Als wir die Irytschbrücke überfahren hatten, dröhnte ein Flugzeug nur wenige Meter über uns und über die Stromleitungen hinweg; die Einflugschneise ging mitten durch die Stadt. Doch den Flughafen – unsere wichtigste Orientierungshilfe – fanden wir nicht. Er war ab einem bestimmten Punkt einfach nicht mehr ausgeschildert. Weshalb wir bald in einem Viertel festhingen, in dem die Straße immer enger wurde, die Häuschen immer niedriger, der Sand den Asphalt ersetzte und wir zunehmend begriffen, dass dies nicht der Weg zur Fernstraße M51 sein konnte. Also wieder zurück. Weit zurück, denn einfach irgendwo Wenden war wegen der durchgängigen Mittelplanken nicht möglich. Die Sonne kam heraus und ihr goldenes Licht wurde von den spiegelverglasten Fassaden hundertfach reflektiert. Ich machte Fotos. Der Morgenverkehr setzte mit voller Wucht ein, gerade, als wir den richtigen Weg endlich gefunden hatten. Jetzt aber schnell hinaus! Nach Omsk tankte ich noch einmal. Dann blieb nur noch eines zu tun: die letzten 650 Kilometer zu fahren. Immer dem Sonnenaufgang entgegen. Immer geradeaus. Bis Nowosibirsk. Das Finale unseres Marathon. Und so fühlte es sich auch an: es zog sich. Die Kilometer wurden viel zu langsam weniger. Wieder würde es heiß werden. Wir waren verschwitzt, erschöpft, hungrig und müde. Aber es ging weiter, immer weiter. Bald… bald. Nur noch ein paar Stunden. Zähne zusammen beißen und nicht schlapp machen.

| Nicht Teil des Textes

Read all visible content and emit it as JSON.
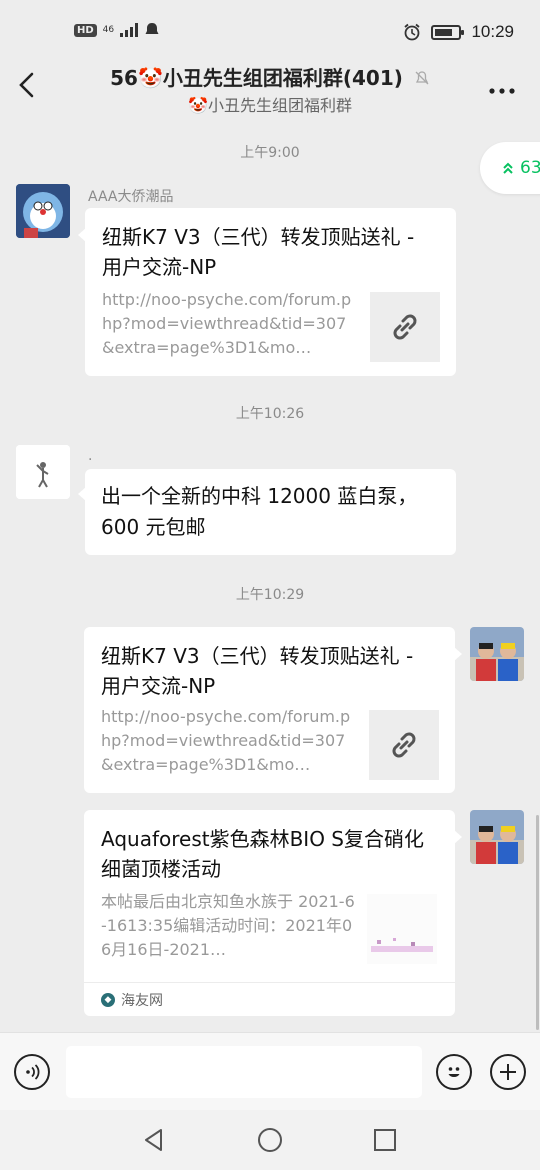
{
  "status_bar": {
    "left_badge": "HD",
    "network": "46",
    "time": "10:29",
    "battery_level": 0.75
  },
  "header": {
    "title": "56🤡小丑先生组团福利群(401)",
    "subtitle": "🤡小丑先生组团福利群",
    "back_icon": "chevron-left-icon",
    "mute_icon": "bell-off-icon",
    "more_icon": "more-dots-icon"
  },
  "unread_pill": {
    "text": "63"
  },
  "messages": {
    "ts1": "上午9:00",
    "m1": {
      "sender": "AAA大侨潮品",
      "title": "纽斯K7 V3（三代）转发顶贴送礼 - 用户交流-NP",
      "desc": "http://noo-psyche.com/forum.php?mod=viewthread&tid=307&extra=page%3D1&mo…"
    },
    "ts2": "上午10:26",
    "m2": {
      "sender": ".",
      "text": "出一个全新的中科 12000 蓝白泵，600 元包邮"
    },
    "ts3": "上午10:29",
    "m3": {
      "title": "纽斯K7 V3（三代）转发顶贴送礼 - 用户交流-NP",
      "desc": "http://noo-psyche.com/forum.php?mod=viewthread&tid=307&extra=page%3D1&mo…"
    },
    "m4": {
      "title": "Aquaforest紫色森林BIO S复合硝化细菌顶楼活动",
      "desc": "本帖最后由北京知鱼水族于 2021-6-1613:35编辑活动时间：2021年06月16日-2021…",
      "source": "海友网"
    }
  },
  "input_bar": {
    "voice_icon": "voice-icon",
    "emoji_icon": "emoji-icon",
    "plus_icon": "plus-icon",
    "placeholder": ""
  },
  "nav_bar": {
    "back_icon": "triangle-back-icon",
    "home_icon": "circle-home-icon",
    "recents_icon": "square-recents-icon"
  }
}
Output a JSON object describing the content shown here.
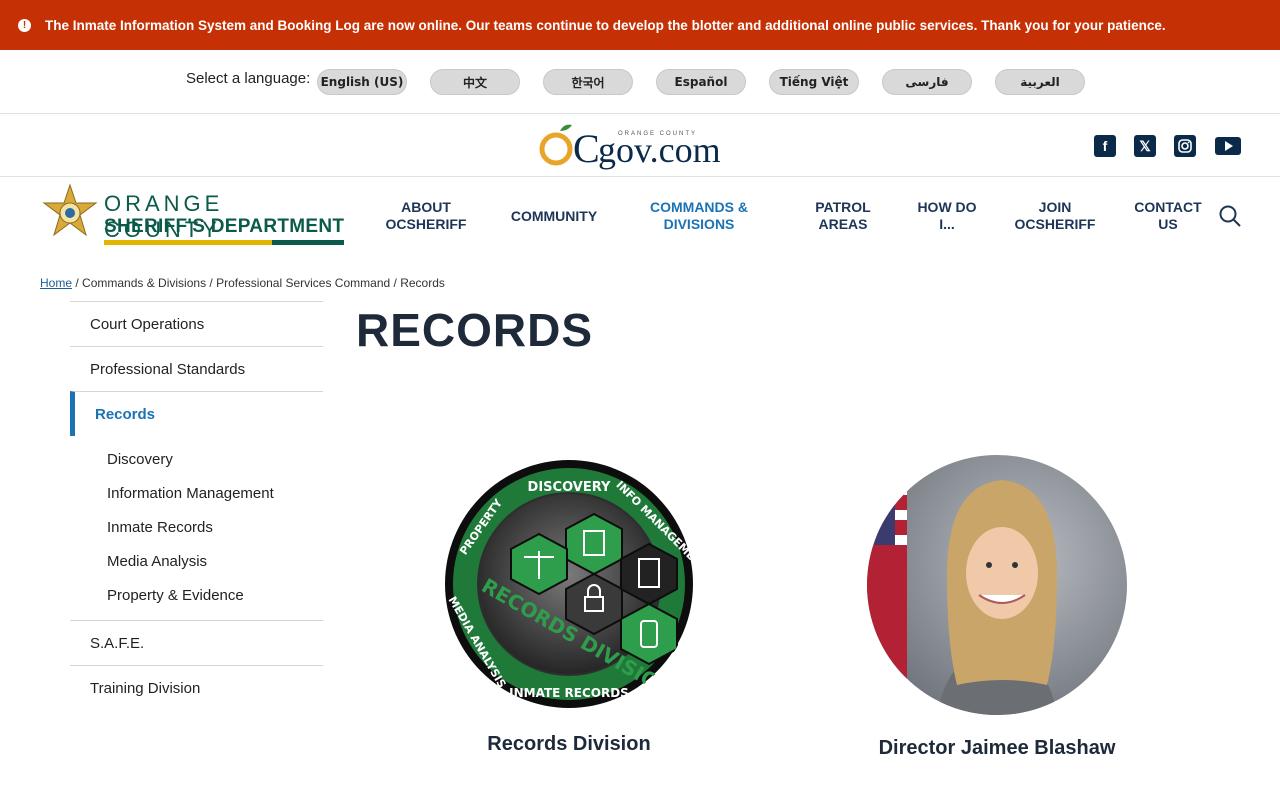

Die M51 führte kaum noch durch Siedlungen. Das Land blieb unerschütterlich nichtssagend. Manchmal kreuzte eine andere Straße, dann gab es einen Kreisverkehr. Und Wegweiser. Nowosibirsk 548 Kilometer. Immer noch! Foto gemacht. Zu Beweiszwecken.
Sima stritt wieder mit mir. Er prangerte jeden Fehler an, den ich beim Fahren machte. Vermutlich war der eigentliche Grund dafür mein Tempo, das ihm zu niedrig war. Oder die Anstrengung trieb allmählich makabere Blüten. Ich meinte, er solle sich doch jetzt nicht mehr aufregen, wir wären ja wirklich bald da. Später musste ich etwas gesagt haben, was seiner Ansicht nach einer früheren Aussage widersprach. Er erinnerte mich daran, dass er nie etwas vergessen würde. „Meine Mutter sagt, ich habe Gedächtnis wie Kopierautomat. Und du hast gelogen. Du hast gestern anders gesagt.“ Bitte, nicht schon wieder. Meine Nerven! Alles, was in Simas Ohren auch nur ein wenig anders klang, musste auch anders gemeint gewesen sein. Sima neigte dazu, jedes Wort auf die Goldwaage zu legen, besonders wenn er schlechte Laune hatte oder gewinnen wollte. Lass uns doch einfach fahren, dachte ich. Aber Sima hörte nicht auf. Ich sagte: „Du lügst mich doch auch an!“ Ich wusste, Sima hasste es, ein Lügner genannt zu werden. Das war also ein probates Mittel, um seine Verteidigung zu durchbrechen.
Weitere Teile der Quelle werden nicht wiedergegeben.